A spoonful of honey, maple syrup, chopped nuts, chopped chocolate, raspberries, they´re all good. But the best, the unbeleivable best, is Nutella. Add a heaping spoonful for every two bananas or so and pulse it again. The result looks and tastes like chocolate ice cream, with a faint undercurrent of banana, and is so delicious you want to eat bowls and bowls of it. Which, considering that it´s mainly fruit, you should.

8.7.10

World Cup Finals


Who would have thought that I´d live to see Spain in a World Cup Final? And not be there to celebrate!
Anyway, it´s all good, and exciting. Likewise being one of Blogger´s Blogs of note. Hi to all new readers. I promise a well thought out post for tomorrow, with a recipe.

4.7.10

Red lentil and tomato soup


This is one of my favourite soups. I know it doesn´t fit in with the whole summer thing, but what do you know? July in Aberdeen is very much like the most blustery October Madrid can throw at one.
It´s very simple, thick and creamy, a properly bolstering soup that will fill and warm you up without being heavy. And, need I say, in a pressure cooker it takes very little time to cook. So put this one away for autum, and thank me later.

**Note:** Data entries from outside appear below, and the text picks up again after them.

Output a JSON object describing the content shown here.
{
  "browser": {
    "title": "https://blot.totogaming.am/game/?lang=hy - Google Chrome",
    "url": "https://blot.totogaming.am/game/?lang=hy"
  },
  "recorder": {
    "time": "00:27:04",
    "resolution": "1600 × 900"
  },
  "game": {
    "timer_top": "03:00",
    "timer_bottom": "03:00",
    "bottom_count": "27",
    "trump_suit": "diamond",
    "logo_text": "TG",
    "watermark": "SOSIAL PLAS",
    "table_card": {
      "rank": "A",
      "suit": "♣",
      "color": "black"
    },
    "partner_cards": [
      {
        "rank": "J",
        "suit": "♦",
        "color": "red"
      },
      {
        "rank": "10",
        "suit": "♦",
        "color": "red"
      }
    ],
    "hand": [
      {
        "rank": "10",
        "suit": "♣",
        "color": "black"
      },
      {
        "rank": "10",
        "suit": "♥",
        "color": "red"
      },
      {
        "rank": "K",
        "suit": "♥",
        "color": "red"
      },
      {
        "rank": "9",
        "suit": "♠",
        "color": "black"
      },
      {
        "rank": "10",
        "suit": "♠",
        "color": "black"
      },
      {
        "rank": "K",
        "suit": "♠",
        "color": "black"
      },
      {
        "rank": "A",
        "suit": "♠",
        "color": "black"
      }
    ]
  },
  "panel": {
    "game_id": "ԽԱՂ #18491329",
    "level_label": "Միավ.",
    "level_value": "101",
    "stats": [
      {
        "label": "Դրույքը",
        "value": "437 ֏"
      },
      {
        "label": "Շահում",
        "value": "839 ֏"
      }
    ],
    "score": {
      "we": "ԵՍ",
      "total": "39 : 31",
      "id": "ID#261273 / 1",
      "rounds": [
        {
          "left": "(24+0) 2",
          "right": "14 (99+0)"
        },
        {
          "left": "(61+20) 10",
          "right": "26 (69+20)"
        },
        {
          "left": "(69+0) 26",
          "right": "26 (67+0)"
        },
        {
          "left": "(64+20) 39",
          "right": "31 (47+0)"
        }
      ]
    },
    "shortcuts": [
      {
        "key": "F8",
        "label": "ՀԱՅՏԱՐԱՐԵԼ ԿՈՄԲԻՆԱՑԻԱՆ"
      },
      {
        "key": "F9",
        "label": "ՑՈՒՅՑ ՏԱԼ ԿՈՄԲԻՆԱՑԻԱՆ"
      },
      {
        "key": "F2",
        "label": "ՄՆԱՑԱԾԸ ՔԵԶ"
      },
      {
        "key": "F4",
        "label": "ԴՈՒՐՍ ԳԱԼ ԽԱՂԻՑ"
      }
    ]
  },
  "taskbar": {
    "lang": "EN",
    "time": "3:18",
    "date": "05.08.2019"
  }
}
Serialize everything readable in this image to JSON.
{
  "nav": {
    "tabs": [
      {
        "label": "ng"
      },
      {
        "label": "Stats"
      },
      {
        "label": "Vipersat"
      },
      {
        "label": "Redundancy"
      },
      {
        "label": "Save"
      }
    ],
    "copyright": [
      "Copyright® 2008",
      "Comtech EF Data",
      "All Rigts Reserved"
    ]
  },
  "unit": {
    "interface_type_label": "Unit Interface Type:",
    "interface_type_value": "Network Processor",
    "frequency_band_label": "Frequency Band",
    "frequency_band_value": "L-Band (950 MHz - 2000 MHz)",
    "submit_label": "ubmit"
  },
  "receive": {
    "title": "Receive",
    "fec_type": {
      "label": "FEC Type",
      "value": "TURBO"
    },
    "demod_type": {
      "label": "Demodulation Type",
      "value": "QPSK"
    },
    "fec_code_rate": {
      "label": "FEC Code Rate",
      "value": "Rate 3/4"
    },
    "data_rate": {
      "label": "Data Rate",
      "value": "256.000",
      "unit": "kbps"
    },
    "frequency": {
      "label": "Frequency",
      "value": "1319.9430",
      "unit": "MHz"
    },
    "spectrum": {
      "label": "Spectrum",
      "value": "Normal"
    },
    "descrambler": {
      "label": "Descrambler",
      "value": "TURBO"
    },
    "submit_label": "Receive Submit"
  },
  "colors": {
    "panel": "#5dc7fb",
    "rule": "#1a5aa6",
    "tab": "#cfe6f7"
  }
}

Quantities can vary without spoiling the result, but this is the usual:

Chop an onion and a clove of garlic, add some cumin seeds and leave them to soften while you peel a couple of carrots. Throw them in, coarsely chopped, followed by a half kilo tin of whole plum tomatoes with their juice. Fill the empty can with water, add that, and a cup of red lentils. You might want to throw in a stock cube.
Leave it to simmer until the lentils are cooked, about half an hour, or ten minutes in a pressure cooker.
Puree with a blender and taste. It will probably need salt, a dash of butter, some sherry and certainly the juice of half a lemon. Garam masala is a very good adition, if you have some around.